Pakistan civil-military tensions rise as Fazlur Rehman challenges Army chief Munir
Synopsis
Key Takeaways
Pakistan's entrenched civil-military compact is facing one of its most pointed public challenges in years, as Jamiat Ulema-e-Islam-Fazl (JUI-F) chief Maulana Fazlur Rehman openly confronted Army chief General Asim Munir over the military's political role and its push to arm civilian militias. The confrontation, reported on 18 July, is being closely watched because Rehman is no peripheral critic — he is a veteran insider who has spent decades navigating Pakistan's deeply stratified power structure.
Why This Challenge Stands Apart
Pakistan's political history is a revolving door of elected governments brought down by courts, coups, or quiet pressure from GHQ Rawalpindi. Prime ministers have been elected, dismissed, jailed, and exiled, yet the army has endured as the ultimate arbiter of national power — ruling directly through coups or steering outcomes from behind the scenes. That structural reality is precisely what makes Rehman's public rebuke so significant.
According to reports citing analysis by Strat News Global, General Munir currently wields more institutional authority than any Pakistani military leader since former army chief Pervez Musharraf. Munir holds a five-year extension as Army Chief, has been promoted to the five-star rank of Field Marshal — only the second such appointment in Pakistan's history — and simultaneously serves as the country's inaugural Chief of Defence Forces.
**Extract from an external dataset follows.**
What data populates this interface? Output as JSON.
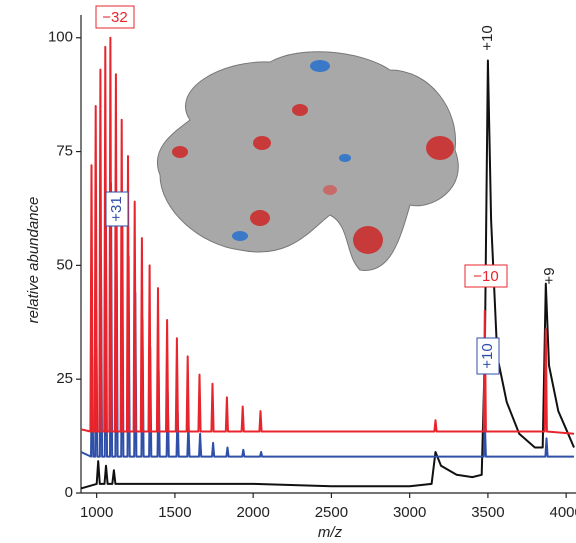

This unprecedented concentration of roles has cemented his standing at the apex of Pakistan's security establishment.
The Lashkar Dispute at the Heart of the Rift
The immediate trigger for Rehman's challenge was Munir's call for civilians to organise armed militias, known as lashkars, to assist security forces in countering escalating militant violence across Khyber Pakhtunkhwa and Balochistan. Pakistan has experimented with such militias before, and the track record is mixed at best. Tribal leaders who aligned with the state became targets for militant groups, while ordinary communities found themselves caught between insurgents and security forces, according to the analysis.
Rehman warned that reviving the experiment would deepen Pakistan's internal conflicts rather than resolve them. He argued that national defence is the exclusive responsibility of the state, and that encouraging civilians to take up arms would entrench generations of violent feuds, breed lawlessness, and expose the state's failure to protect its own citizens.
Rehman's Direct Rebuke to Munir
Rehman's language was unusually blunt for a figure operating within Pakistan's carefully managed political space. He challenged the military's long-cultivated narrative of sacrifice, pointing out that soldiers are salaried professionals funded by taxpayer money. 'You are taking your salaries from the taxes earned through our blood and sweat. I have taken no salary. I will not form any Lashkar,' he said, according to reports.
In a remark directed personally at General Munir, Rehman added: 'If you want to do politics, take off the uniform and come; participate in the elections.' The statement is a direct challenge to the military's practice of exercising political influence while remaining formally outside electoral accountability.
What the Confrontation Signals
Analysts note that when a figure of Rehman's standing — one who has long been regarded as a reliable establishment interlocutor — openly rejects military security doctrine and questions its political legitimacy, it suggests the civil-military compact that has governed Pakistan for decades is under genuine stress. This is not routine opposition rhetoric; it is a critique from within the system by someone who understands its rules intimately.
The confrontation comes at a moment when Pakistan is simultaneously managing a deteriorating security situation in its western provinces, an economy under IMF supervision, and a political landscape still unsettled by the fallout from Imran Khan's removal and detention. How General Munir and the broader establishment respond to Rehman's challenge will be a telling indicator of how much room Pakistan's military is willing to concede to civilian dissent — even from historically allied quarters.